Mechanism of Oxygen Reduction via Chemical Affinity in NiO/SiO2 Interfaces Irradiated with keV Energy Hydrogen and Helium Ions for Heterostructure Fabrication
Mario Mery, Claudio Gonzalez-Fuentes, Igor Stankovic, Jorge M., Nu\~nez, Jorge E. Vald\'es, Myriam H Aguirre, and Carlos Garc\'ia

TL;DR
This study investigates how hydrogen and helium ion irradiation modify NiO/SiO2 interfaces, revealing hydrogen's chemical affinity with oxygen as key to reducing NiO to ferromagnetic Ni, enabling precise heterostructure fabrication.
Contribution
It demonstrates that hydrogen ion irradiation effectively reduces NiO to Ni via chemical affinity, providing a novel method for controlled heterostructure creation.
Findings
Hydrogen ions reduce NiO to Ni more efficiently than helium ions.

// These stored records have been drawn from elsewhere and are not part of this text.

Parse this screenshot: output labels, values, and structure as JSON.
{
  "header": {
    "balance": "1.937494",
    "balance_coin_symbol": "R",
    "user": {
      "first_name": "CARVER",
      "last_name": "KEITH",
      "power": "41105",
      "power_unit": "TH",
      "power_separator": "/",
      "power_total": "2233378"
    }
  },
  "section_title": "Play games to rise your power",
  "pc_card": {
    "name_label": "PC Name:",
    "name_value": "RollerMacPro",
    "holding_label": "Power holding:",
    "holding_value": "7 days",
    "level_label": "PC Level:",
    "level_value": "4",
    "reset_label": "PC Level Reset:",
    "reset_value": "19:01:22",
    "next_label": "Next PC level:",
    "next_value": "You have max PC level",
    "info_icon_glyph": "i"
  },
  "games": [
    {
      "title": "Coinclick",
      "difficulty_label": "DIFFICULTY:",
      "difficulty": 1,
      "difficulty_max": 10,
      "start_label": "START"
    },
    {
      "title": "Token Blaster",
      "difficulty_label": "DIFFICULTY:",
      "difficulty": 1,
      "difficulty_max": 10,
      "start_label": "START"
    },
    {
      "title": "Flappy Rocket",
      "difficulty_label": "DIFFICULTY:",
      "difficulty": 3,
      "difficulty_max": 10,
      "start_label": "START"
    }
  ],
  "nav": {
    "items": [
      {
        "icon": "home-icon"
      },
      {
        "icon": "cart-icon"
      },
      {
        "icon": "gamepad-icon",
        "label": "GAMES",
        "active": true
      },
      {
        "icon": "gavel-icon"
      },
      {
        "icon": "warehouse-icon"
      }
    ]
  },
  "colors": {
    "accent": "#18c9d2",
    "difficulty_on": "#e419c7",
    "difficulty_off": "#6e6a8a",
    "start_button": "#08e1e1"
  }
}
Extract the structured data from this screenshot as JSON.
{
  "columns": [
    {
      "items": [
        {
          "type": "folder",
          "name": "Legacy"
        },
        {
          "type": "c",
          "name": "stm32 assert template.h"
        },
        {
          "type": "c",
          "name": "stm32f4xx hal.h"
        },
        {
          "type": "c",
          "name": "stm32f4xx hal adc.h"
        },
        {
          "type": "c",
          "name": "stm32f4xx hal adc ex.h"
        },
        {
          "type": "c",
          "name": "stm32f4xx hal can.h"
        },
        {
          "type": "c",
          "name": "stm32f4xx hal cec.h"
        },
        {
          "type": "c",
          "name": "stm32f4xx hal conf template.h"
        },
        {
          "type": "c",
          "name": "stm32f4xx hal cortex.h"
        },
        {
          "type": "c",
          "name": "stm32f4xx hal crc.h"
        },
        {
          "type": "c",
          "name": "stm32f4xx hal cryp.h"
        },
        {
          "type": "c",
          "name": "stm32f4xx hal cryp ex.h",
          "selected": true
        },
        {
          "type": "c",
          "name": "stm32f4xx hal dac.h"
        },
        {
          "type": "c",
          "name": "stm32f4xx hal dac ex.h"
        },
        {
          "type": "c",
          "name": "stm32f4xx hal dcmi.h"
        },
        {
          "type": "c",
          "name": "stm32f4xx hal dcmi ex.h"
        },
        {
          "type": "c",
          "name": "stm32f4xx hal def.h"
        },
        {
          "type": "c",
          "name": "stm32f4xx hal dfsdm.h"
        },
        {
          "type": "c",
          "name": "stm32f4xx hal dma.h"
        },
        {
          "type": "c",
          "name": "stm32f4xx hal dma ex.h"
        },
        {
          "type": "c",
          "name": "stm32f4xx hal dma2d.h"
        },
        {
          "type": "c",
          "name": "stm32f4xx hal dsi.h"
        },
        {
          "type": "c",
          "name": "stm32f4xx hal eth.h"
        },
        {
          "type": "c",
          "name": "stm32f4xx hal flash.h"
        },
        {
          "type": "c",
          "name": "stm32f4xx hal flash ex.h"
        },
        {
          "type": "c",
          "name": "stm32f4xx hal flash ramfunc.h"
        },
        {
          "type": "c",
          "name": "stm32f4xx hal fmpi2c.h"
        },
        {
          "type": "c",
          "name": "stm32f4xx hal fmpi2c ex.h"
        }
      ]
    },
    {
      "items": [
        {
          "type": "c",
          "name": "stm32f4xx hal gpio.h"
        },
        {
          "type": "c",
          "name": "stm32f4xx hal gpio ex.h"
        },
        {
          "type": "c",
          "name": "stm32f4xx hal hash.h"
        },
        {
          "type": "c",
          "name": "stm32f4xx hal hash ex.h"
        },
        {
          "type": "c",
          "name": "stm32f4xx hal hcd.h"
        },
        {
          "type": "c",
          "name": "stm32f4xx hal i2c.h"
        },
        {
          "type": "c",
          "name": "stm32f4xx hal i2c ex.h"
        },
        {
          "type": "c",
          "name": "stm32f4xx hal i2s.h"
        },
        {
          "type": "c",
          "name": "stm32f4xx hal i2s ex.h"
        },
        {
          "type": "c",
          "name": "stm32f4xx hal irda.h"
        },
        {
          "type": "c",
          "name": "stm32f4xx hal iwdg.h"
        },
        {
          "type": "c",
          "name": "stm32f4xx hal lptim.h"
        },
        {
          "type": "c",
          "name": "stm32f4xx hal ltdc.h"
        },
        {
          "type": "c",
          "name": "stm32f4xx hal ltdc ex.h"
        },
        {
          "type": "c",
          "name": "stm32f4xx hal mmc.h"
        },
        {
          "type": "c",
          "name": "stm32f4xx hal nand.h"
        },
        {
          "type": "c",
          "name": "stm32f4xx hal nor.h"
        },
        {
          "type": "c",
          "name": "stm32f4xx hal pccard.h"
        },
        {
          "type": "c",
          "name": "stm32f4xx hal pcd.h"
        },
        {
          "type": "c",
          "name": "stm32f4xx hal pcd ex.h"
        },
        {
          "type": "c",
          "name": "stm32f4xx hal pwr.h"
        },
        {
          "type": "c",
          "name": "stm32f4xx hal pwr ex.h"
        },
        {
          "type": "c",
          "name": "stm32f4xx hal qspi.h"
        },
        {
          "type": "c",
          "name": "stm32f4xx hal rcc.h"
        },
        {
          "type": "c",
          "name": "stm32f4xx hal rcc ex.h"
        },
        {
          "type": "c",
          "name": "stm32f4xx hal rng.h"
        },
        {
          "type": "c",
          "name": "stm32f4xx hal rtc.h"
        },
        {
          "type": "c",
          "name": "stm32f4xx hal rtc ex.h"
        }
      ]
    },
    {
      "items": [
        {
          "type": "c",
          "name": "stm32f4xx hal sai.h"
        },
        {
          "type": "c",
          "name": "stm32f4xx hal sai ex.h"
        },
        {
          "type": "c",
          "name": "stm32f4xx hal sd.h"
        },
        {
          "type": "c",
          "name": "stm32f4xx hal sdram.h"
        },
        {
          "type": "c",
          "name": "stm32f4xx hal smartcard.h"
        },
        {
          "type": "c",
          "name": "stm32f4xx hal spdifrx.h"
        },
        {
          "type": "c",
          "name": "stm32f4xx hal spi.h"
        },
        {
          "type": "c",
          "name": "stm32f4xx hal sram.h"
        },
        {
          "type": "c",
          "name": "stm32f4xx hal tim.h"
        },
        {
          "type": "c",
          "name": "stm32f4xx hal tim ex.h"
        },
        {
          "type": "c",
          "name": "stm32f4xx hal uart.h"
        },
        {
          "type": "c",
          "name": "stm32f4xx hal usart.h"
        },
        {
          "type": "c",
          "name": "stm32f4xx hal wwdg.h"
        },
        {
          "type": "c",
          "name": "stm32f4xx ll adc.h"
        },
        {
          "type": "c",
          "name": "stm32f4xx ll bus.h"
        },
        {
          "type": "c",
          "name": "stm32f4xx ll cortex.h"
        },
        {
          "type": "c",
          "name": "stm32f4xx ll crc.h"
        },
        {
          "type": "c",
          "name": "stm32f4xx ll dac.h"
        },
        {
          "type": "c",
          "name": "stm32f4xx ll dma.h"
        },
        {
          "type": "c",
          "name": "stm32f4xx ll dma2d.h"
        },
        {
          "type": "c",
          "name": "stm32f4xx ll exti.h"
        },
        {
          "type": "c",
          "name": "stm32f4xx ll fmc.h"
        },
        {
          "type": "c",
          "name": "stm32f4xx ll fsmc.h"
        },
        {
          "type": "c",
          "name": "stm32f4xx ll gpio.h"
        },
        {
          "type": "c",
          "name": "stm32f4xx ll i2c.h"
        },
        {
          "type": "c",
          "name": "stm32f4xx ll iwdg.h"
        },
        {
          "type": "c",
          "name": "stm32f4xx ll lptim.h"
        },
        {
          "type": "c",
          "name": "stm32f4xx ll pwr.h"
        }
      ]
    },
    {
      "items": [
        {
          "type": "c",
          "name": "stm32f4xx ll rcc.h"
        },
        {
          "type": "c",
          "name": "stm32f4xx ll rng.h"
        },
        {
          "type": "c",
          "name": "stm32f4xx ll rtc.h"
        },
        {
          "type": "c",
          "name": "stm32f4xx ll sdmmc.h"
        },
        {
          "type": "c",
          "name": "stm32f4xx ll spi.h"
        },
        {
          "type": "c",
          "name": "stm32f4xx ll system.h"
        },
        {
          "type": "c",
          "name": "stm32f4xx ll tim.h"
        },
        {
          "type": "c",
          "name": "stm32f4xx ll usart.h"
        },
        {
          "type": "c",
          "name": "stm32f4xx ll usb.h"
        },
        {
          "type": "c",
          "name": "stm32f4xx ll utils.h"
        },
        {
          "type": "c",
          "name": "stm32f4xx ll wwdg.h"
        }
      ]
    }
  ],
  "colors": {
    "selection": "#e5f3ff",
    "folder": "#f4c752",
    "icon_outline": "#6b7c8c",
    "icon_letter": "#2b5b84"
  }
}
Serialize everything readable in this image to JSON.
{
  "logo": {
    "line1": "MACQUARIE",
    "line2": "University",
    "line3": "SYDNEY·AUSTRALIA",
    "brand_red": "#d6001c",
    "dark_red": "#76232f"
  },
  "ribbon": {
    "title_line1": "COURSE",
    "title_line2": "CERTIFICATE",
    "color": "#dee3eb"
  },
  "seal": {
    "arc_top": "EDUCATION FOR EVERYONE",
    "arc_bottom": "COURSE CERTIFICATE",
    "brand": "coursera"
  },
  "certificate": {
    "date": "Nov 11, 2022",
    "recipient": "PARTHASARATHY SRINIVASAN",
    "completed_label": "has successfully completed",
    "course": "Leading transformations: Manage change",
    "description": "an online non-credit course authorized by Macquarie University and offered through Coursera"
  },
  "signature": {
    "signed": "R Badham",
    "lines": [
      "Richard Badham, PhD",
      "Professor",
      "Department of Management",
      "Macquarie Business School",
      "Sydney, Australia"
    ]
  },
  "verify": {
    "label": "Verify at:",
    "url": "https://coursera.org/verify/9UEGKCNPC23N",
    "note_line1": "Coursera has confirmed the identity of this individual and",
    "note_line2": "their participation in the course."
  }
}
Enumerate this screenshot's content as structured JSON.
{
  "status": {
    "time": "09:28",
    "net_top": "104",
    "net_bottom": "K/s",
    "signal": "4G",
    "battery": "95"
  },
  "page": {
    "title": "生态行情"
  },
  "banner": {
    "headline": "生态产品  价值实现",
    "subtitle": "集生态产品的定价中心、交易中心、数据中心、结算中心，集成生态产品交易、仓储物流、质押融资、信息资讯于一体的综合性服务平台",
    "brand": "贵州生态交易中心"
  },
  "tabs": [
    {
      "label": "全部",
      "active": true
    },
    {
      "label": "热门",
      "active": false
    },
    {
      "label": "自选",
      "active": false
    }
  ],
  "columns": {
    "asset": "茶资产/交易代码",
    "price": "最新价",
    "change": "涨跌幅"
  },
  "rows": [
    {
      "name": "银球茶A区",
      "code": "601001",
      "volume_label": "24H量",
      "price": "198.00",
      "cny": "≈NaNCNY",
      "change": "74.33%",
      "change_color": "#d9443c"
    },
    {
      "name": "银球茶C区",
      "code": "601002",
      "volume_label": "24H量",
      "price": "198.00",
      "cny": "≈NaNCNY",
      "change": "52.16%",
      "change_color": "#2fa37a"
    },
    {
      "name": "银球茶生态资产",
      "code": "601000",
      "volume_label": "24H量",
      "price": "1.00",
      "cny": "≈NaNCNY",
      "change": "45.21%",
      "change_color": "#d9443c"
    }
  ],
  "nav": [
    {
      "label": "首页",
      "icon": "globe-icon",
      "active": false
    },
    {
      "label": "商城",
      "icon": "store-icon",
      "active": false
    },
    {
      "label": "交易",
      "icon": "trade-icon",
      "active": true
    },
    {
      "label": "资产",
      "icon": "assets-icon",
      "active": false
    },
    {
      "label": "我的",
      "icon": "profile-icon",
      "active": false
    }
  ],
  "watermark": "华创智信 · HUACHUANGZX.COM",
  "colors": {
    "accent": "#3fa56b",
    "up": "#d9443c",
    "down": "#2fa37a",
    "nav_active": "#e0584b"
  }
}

Hydrogen's chemical affinity with oxygen drives the reduction process.
Helium ions have negligible chemical affinity for oxygen, making them less effective.
Abstract
Low-energy light ion beams are an essential resource in lithography for nanopatterning magnetic materials and interfaces due to their ability to modify the structure and properties of metamaterials. Here we create ferromagnetic/non-ferromagnetic heterostructures with a controlled layer thickness and nanometer-scale precision. For this, hydrogen ion (H+) irradiation is used to reduce the antiferromagnetic nickel oxide (NiO) layer into ferromagnetic Ni with lower fluence than in the case of helium ion (He+) irradiation. Our results indicate that H+ chemical affinity with oxygen is the primary mechanism for efficient atom remotion, as opposed to He+ irradiation, where the chemical affinity for oxygen is negligible.